Interfacial properties of MoS2 thin films grown on functional substrates

TL;DR

This study explores how different substrates influence defect formation and electronic properties in MoS2 thin films, highlighting the importance of substrate selection for device engineering.

Contribution

It provides a comprehensive analysis combining experimental and theoretical methods to understand substrate-induced defects in MoS2 on three key substrates.

Findings

SrTiO3 induces metallic behavior due to Ti interdiffusion.

Al2O3 causes sulfur-related defects leading to localized states.

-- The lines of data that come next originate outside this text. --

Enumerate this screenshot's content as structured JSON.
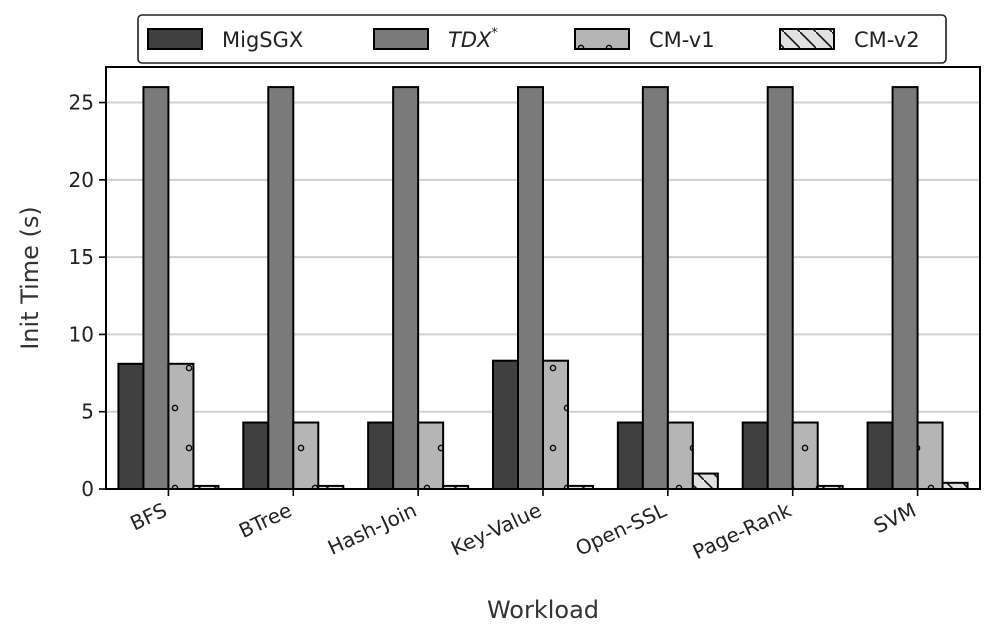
{
  "chart_data": {
    "type": "bar",
    "categories": [
      "BFS",
      "BTree",
      "Hash-Join",
      "Key-Value",
      "Open-SSL",
      "Page-Rank",
      "SVM"
    ],
    "series": [
      {
        "name": "MigSGX",
        "values": [
          8.1,
          4.3,
          4.3,
          8.3,
          4.3,
          4.3,
          4.3
        ],
        "color": "#404040",
        "pattern": "none"
      },
      {
        "name": "TDX",
        "name_sup": "*",
        "italic": true,
        "values": [
          26.0,
          26.0,
          26.0,
          26.0,
          26.0,
          26.0,
          26.0
        ],
        "color": "#7a7a7a",
        "pattern": "none"
      },
      {
        "name": "CM-v1",
        "values": [
          8.1,
          4.3,
          4.3,
          8.3,
          4.3,
          4.3,
          4.3
        ],
        "color": "#b5b5b5",
        "pattern": "dots"
      },
      {
        "name": "CM-v2",
        "values": [
          0.2,
          0.2,
          0.2,
          0.2,
          1.0,
          0.2,
          0.4
        ],
        "color": "#e0e0e0",
        "pattern": "diagonal"
      }
    ],
    "xlabel": "Workload",
    "ylabel": "Init Time (s)",
    "ylim": [
      0,
      27.3
    ],
    "yticks": [
      0,
      5,
      10,
      15,
      20,
      25
    ],
    "grid": "horizontal",
    "legend_position": "top-center"
  }
}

SiC results in interface disorder and semiconducting resistivity.

Abstract

Interface chemistry and defect formation in MoS2 thin films grown on single crystal substrates critically determine the electronic structure of MoS2 and thus can strongly modify material functionality relevant for many applications, including electronics, optoelectronics, and energy related catalysis. We investigate MoS2 grown on three technologically relevant substrates, namely SrTiO3(111), c-axis Al2O3(0001) and 6H-SiC(0001). Experimental investigations by temperature dependent resistivity, photoemission spectroscopy and scanning transmission electron microscopy with coupled energy dispersive spectroscopy, with the support of theoretical calculation by Density Functional Theory, allow the identification of the substrate induced specific defects and their correlation with the electronic properties. Ti interdiffusion in SrTiO3/MoS2 generates donor like states near the Fermi level, leading to metallic transport. Al2O3/MoS2 exhibits a high density of sulfur related defects that introduce localized states and yield nearly temperature independent conductivity. SiC/MoS2 exhibits significant interface disorder resulting in a semiconducting temperature dependent resistivity, yet deviating from the ideal bulk like behavior. These results demonstrate how substrate choice governs defect formation and ultimately dominates the electronic behavior of MoS2 thin films, making the control of film substrate interactions essential for the engineering of new functional devices.